Pyall, Nicholas (2014) Guitar stringing in late nineteenth-century North America: the emergence of steel. Journal of the American Musical Instrument Society, 40. pp. 29-74. ISSN 0362-3300
The circumstances are many and entwined that lead to the evolution of the steel string guitar in the late nineteenth century and its popular acceptance in the early twentieth century by amateur and professional players and their audiences.
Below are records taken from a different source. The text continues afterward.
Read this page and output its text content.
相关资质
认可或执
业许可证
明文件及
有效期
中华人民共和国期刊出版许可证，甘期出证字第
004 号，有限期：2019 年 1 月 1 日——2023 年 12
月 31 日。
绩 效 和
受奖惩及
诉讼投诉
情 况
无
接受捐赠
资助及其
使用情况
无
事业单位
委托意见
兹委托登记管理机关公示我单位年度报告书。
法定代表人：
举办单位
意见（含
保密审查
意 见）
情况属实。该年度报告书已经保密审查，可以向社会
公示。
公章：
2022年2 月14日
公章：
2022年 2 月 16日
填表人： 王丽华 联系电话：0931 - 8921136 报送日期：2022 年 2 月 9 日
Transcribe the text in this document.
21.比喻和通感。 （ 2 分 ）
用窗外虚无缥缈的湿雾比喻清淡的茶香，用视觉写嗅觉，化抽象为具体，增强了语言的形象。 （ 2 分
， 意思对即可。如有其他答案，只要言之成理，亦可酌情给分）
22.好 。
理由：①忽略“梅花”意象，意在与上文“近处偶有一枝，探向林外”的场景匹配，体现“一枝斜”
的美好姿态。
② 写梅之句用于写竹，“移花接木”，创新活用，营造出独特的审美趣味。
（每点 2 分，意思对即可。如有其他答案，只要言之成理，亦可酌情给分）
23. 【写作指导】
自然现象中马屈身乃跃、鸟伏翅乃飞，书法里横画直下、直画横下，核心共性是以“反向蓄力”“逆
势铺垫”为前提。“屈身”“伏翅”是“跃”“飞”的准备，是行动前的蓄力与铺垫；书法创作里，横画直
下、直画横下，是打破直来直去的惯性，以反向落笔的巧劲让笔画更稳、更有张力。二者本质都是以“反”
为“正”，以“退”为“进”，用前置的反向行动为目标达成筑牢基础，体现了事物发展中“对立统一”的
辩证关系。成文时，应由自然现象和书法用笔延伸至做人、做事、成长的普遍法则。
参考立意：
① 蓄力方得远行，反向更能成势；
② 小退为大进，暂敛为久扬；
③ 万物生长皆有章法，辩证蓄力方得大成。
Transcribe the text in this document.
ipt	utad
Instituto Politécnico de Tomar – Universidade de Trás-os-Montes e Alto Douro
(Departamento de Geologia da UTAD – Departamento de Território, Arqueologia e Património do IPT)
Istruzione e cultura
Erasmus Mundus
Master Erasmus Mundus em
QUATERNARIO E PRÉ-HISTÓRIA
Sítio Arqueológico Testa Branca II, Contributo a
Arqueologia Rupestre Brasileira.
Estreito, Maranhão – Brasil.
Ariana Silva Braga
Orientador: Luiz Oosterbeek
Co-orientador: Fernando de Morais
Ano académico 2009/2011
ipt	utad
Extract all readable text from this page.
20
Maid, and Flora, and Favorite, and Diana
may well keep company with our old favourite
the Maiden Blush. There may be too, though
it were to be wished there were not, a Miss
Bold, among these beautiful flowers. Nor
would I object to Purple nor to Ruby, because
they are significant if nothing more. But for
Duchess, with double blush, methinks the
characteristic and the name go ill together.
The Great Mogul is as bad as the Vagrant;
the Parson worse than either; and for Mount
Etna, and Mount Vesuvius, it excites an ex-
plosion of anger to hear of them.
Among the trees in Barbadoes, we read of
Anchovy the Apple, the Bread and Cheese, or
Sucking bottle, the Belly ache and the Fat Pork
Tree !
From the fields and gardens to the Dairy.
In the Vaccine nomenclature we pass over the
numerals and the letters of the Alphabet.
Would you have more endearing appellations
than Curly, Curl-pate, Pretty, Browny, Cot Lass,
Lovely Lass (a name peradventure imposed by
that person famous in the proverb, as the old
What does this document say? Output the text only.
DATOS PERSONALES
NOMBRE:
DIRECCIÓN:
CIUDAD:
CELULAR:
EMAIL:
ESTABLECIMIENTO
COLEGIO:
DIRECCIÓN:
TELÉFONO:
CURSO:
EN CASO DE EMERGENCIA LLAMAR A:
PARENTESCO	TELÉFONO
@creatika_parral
While there is no indication of the guitar being strung with steel in Europe or America during the first half of the nineteenth century, the practice of Pasquale Vinaccia, who used steel for the first and second courses of the Neapolitan mandolin c1835, shows that it was physically possible to have done so by that date. Whereas previously guitar strings with gut trebles and copper overwound silk core basses had been imported from Europe, new evidence of the North American use of steel in their manufacture from the mid-nineteenth century is revealed in Virginia Penny’s Cyclopaedia of 1863. Her account of factory-women winding strings further supports Philip Gura’s findings from the examination of the accounts and business records of James Ashborn’s Connecticut guitar factory, which reveal increased use of mechanization and the inclusion of a string winding division in 1851.
This article examines the North American manufacture and use of guitar strings from the mid nineteenth century. It surveys the types of strings offered in North-American musical merchandise catalogues and their representation in periodicals of the Banjo-Mandolin-Guitar movement, and traces the gradual emergence of steel as a string material.